Challenges of opacity and multi-party chains require evidentiary aids (logging, audits) and potential statutory presumptions or insurance mandates.

To balance: 

(1) Risk-based classification (low/high) with graduated obligations.

(2) Regulatory sandboxes for testing. 

(3) Ethical committees/internal accountability structures. 

(4) International cooperation for harmonised standards (e.g., data flows, IP).

(5) Public-private collaboration and judicial capacity-building. 

India could draw from Singapore’s voluntary model and UK’s principles while legislating core safeguards under DPDPA/IT Act extensions or new AI ethics/accountability rules.

In conclusion, AI’s promise requires adaptive law that protects rights, ensures accountability, and sustains innovation.

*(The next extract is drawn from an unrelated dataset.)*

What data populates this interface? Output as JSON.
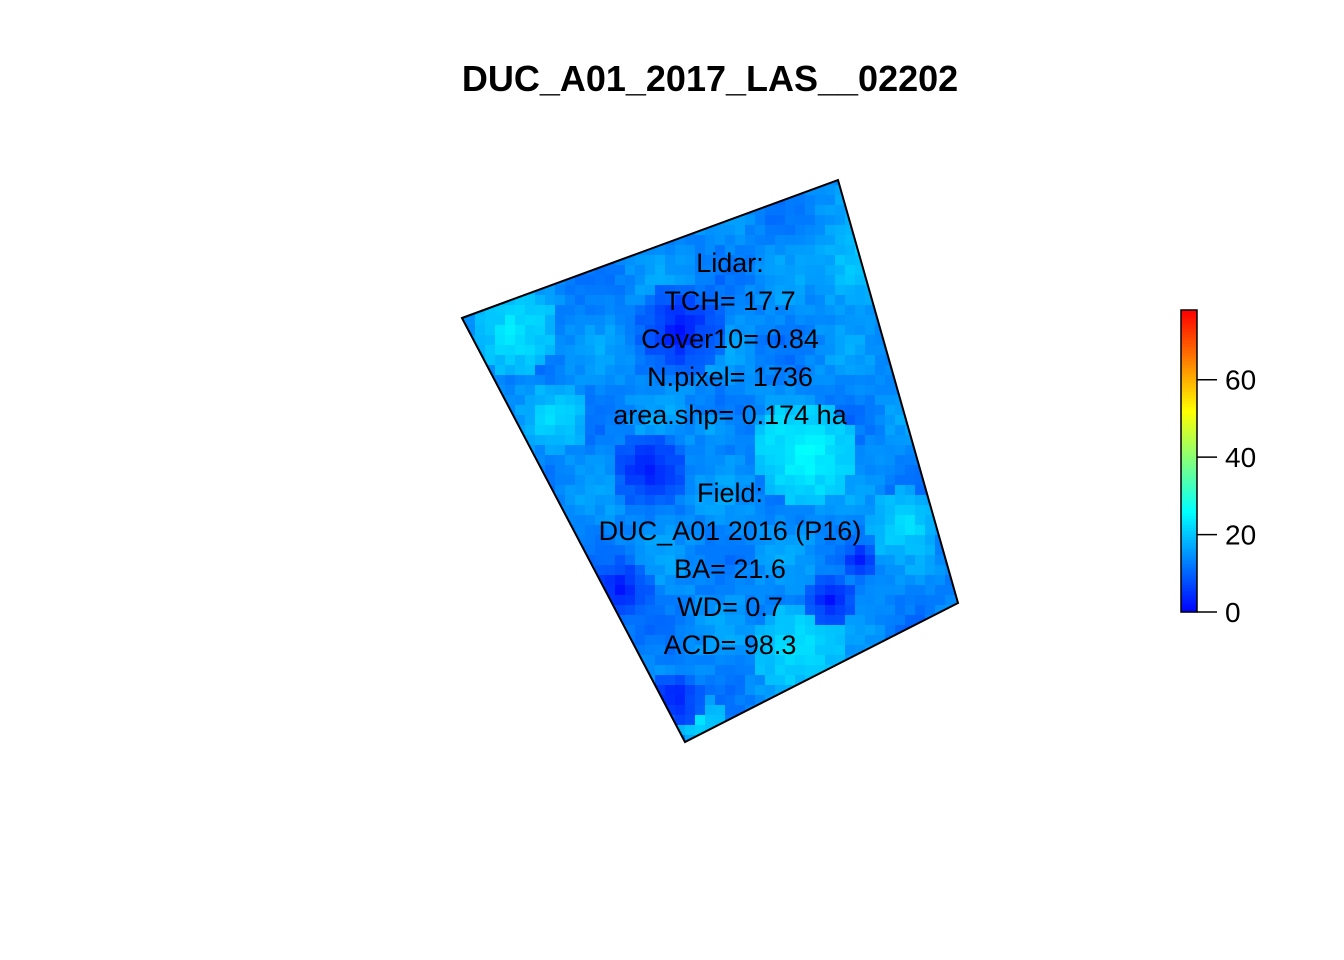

India, UK, and Singapore illustrate complementary paths—data-centric safeguards, principles-driven oversight, and practical governance—towards a responsible global AI ecosystem. Targeted, evidence-based reforms, informed by jurisprudence and stakeholder input, will be key to realising benefits while mitigating risks.

Footnote(S):

¹ The Digital Personal Data Protection Act, 2023, No. 22, Acts of Parliament, 2023 (India).

² Eastern Book Co. v. D.B. Modak, (2008) 1 SCC 1 (India).

³ R.G. Anand v. Delux Films, (1978) 4 SCC 118 (India).

⁴ Ani Media (P) Ltd. v. OpenAI Inc., 2024 SCC OnLine Del 8120 (India).

⁵ Dep’t for Sci., Innovation & Tech., A pro-innovation approach to AI regulation (White Paper, 2023) (U.K.); see also planned 2025 measures per U.K. Gov’t announcements.

⁶ Pers. Data Prot. Comm’n, Model Artificial Intelligence Governance Framework (2d ed. 2020) (Sing.); see also updates for generative AI (2024).

Note on sources and originality: Citations follow Bluebook 21st ed. (T2.18 for India; adapted for U.K./Singapore policy documents). Analysis draws on synthesised legal principles from SCC Online cases, DPDPA, U.K. principles/planned measures, and Singapore Model Framework. All content is originally formulated.